So much to do in London – it’s exciting! So much to do – it can be overwhelming. Where to start?
After spending a rainy morning poring over Time Out (I don’t know why Time Out can’t just give you a list of what’s on by date. Really – how hard can it be?) – I was more confused than ever. When the sun came out after lunch (notice I’m getting British already – talking about the weather), I decided to do what is always important to do in a crisis: go and find a book shop and a good coffee.
I wandered down to London Bridge (about 10 mins from home), where I had a vague idea that a book shop might be lurking. Hoorah! Found one, and as fate would have it, right near the door was a copy of Lonely Planet London. Ah – Lonely Planet my old friend, where have I been without you?
Round the corner I wandered into this;
found a nice cafe, and settled down with my Lonely Planet. Just opening it made me excited. After perusing it for a while, I decide that I have a new mission: to see if I can tick off everything listed in the Lonely Planet to do in London. Quite an ask – oh but it will be fun!
With a nice full belly, and the sun now shining in full, a walk along the Thames was in order. This is the view that greeted me as I walked outside:
The modern London. You can guess which one is nick named the Walkie-Talkie, and which one the Gherkin.
From here I crossed the road at London Bridge, went beside Borough Market (to be explored another day), to Southwark Cathedral.
Southwark Cathedral is the oldest cathedral church building in London (wow!). I’m guessing that would be because it is on the south side of the river, and escaped The Great Fire (but don’t quote me on this). Archaeological evidence shows there was Roman pagan worship here well before that. Some believe there was a church here as early as AD 606.
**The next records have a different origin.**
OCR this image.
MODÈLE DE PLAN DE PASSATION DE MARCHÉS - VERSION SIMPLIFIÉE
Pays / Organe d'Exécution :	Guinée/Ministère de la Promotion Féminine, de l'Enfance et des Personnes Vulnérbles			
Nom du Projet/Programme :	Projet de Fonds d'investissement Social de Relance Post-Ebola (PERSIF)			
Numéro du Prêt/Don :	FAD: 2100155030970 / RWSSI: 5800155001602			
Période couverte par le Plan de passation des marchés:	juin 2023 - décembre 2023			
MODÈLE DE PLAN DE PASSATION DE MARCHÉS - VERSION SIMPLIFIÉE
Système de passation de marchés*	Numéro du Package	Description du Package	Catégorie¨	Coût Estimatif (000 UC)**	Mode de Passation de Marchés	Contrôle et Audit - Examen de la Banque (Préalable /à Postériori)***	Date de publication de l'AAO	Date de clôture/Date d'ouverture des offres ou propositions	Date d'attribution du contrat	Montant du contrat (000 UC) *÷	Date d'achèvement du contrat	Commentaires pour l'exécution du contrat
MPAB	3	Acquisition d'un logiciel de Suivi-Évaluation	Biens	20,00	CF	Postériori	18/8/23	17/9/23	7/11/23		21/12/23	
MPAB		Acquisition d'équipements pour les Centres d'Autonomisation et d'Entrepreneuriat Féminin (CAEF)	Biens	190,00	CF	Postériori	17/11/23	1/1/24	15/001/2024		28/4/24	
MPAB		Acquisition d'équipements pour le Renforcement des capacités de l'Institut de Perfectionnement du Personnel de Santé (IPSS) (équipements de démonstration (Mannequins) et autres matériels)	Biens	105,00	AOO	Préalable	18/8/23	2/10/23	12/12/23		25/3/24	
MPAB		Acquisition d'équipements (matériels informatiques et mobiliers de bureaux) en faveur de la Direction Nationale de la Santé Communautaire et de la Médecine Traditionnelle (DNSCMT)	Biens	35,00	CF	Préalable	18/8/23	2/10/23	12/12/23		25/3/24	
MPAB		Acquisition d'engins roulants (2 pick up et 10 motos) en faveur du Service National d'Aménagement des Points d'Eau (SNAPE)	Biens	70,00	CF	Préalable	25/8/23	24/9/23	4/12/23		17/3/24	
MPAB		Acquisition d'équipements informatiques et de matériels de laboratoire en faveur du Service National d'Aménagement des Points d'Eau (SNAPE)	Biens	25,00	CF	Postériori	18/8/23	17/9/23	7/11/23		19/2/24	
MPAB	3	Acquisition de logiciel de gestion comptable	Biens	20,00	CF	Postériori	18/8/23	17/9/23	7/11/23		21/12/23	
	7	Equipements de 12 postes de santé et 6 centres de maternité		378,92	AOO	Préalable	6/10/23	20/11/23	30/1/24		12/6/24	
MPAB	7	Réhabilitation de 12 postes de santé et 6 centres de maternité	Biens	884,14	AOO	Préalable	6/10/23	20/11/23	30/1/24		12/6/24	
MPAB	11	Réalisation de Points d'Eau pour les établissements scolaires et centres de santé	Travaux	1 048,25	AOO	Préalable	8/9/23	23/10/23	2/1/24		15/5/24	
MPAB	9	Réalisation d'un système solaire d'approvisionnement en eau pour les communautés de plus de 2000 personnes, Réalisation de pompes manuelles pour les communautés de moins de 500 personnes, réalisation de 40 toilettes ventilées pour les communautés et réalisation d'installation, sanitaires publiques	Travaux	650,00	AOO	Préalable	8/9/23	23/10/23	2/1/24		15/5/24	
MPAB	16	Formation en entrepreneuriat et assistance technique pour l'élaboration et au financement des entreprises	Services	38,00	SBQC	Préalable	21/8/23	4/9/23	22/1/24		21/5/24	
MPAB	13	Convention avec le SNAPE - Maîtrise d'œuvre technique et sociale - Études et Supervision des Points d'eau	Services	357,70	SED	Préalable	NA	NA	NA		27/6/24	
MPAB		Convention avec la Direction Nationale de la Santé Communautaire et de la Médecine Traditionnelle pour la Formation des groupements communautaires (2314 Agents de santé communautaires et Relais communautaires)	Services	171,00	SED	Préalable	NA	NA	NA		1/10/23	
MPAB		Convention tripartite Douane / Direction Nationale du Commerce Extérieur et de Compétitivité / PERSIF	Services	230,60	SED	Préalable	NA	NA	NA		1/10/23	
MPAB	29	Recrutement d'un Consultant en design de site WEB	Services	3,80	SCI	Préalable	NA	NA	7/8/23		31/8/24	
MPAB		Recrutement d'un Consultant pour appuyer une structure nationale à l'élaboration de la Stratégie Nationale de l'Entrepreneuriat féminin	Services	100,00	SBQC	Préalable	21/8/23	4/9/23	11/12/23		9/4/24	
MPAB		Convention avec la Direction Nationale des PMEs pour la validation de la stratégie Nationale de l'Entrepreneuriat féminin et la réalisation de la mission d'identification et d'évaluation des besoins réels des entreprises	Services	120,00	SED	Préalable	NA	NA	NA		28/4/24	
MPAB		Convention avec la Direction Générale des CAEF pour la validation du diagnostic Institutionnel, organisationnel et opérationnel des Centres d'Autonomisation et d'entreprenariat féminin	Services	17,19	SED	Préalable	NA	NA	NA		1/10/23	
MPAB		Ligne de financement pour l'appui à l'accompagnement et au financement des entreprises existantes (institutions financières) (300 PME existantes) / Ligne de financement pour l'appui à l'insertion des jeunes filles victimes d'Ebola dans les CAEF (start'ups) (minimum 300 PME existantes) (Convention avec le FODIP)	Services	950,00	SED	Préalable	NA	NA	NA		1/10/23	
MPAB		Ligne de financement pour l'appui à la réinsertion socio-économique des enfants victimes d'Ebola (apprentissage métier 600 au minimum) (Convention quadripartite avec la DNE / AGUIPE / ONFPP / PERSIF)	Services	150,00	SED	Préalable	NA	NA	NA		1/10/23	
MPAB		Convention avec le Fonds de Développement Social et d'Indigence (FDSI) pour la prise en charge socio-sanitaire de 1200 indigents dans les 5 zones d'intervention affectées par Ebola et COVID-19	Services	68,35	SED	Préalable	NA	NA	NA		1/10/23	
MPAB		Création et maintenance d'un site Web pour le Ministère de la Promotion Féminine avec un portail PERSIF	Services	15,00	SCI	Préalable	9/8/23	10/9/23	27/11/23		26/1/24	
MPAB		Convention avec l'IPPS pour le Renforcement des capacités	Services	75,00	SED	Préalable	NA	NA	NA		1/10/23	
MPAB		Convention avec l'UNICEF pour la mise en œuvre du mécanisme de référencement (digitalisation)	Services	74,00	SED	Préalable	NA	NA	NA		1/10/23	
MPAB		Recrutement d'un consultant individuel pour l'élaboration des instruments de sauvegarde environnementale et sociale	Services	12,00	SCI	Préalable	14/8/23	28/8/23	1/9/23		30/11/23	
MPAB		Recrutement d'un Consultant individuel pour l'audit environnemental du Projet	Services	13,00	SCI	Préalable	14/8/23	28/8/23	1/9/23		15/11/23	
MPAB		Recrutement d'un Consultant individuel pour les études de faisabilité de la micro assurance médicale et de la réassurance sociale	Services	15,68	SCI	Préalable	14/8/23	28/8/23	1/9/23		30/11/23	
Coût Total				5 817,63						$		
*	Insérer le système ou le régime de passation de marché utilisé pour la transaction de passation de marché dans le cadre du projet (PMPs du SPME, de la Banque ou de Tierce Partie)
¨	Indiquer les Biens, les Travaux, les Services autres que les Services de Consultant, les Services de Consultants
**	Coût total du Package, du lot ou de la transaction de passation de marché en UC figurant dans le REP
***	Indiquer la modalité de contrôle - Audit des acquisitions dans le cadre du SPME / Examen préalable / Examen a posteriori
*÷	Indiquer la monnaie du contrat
I loved that the courtyard was filled with young people eating food they had bought at the market next door, relaxing with a cigarette (or if they were cool hipsters, an e-cigarette).
I ducked in to check it out. Wow – awesome stuff. I didn’t have any cash on me for the photo permit, so no photos to show you here. I saw Chaucer’s window, dedicated to pilgrims aka Canterbury Tales. William Shakespeare’s brother is buried there as well. There is a lot of wood inside – and it made me wonder if this is what the old St Paul’s might have been like. Oldest wooden effigy of a knight – unknown identity. Was quite moving and beautiful. Truly beautiful place. Will definitely be heading back to explore some more, and maybe check out a choral performance or two.
I followed my feet, and within a few hundred metres found The Golden Hinde. Evidently Sir Francis Drake completed the second-ever circumnavigation of the world between 1577-80 in this galleon ship.
You can do tours – another thing to add to the list. I couldn’t concentrate on the ship because I was distracted by some cool loud music nearby. I had to go and check it out.
Was great music actually. Playing right beside the ruins of Winchester Palace, one of the largest and most important buildings of medieval London.
Wandered some more…
I say finally, but this whole walk (slow wander really) took me about an hour. Every inch of this city has a story to tell. I’m not sure if I crossed anything off my list, or just added to it.